Using the Bayesian modeling approach is very convenient when designing learning algorithms. You just have to encode your prior knowledge and assumptions into a prior distribution and a likelihood function and then you can simply unroll the Bayes rule mechanism. Of course there are usually sophisticated computational problems, but no conceptual ones.
So-called "frequentists" usually try to justify the algorithm they design based on a theoretical analysis in the iid framework. Hence it is common practice (I am not saying here that I like this practice) to use a probabilistic error bound as a justification for a new algorithm.
The problem is that it is usually very hard to obtain such a bound and there is no unique way or guiding principle for doing so.
Fortunately, people have recently obtained bounds that involve a prior over a class of functions. They are called "PAC-Bayesian" bounds and are quite easy to apply to several different algorithms.
In a way this gives rise to a new principled method for producing new algorithms. Here is the recipe:
- You encode your prior assumptions into a prior distributions (just like in the Bayesian case)

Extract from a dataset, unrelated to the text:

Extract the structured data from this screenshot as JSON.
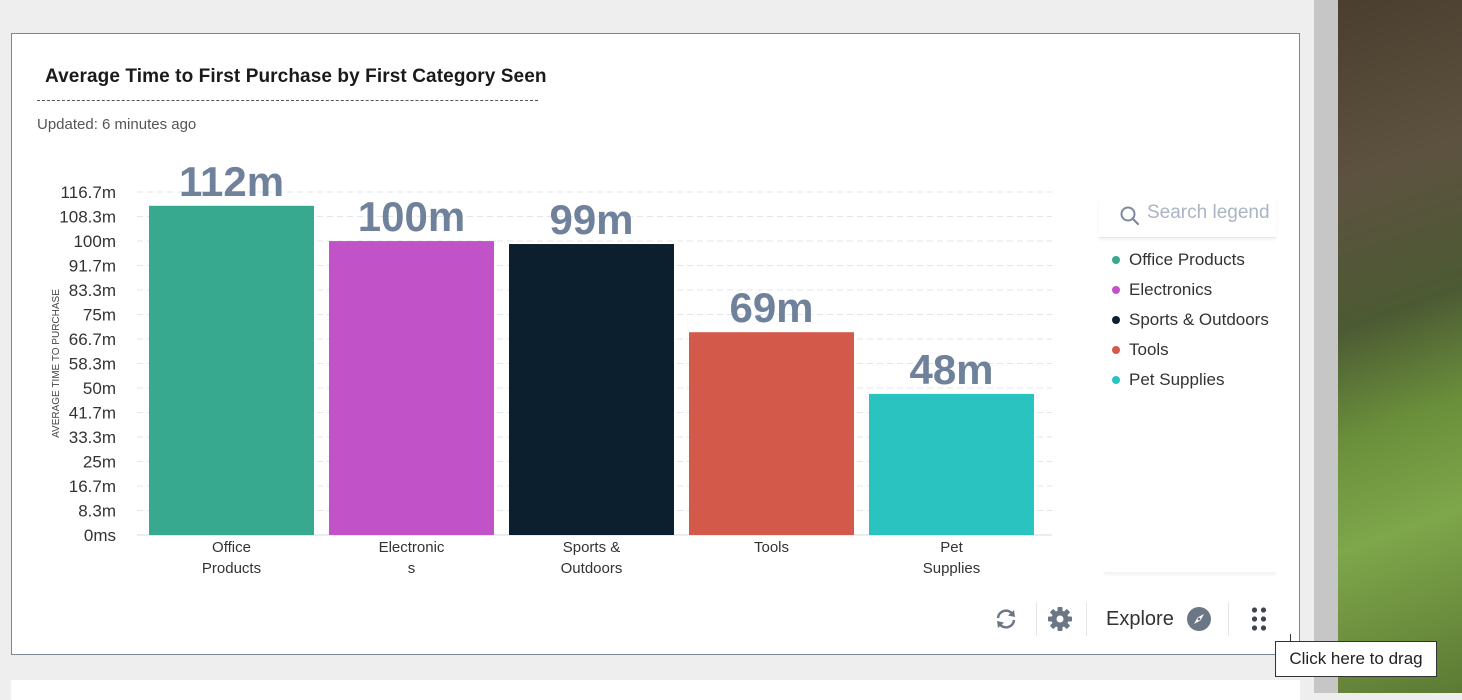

- You plug this distribution into a PAC-Bayesian bound
- You use the bound as an objective criterion, so that the algorithm is simply minimizing the bound
This gives something that is similar in spirit to the MAP (maximum a posteriori) method. In my opinion, this is not any better or worse than MAP and there is no reason to believe that this way of designing algorithms is better than the Bayesian way.
Unfortunately, people tend to think that because the algorithm was derived from a bound which is some sort of formal mathematical statement, then it should be a better algorithm that if this were not the case.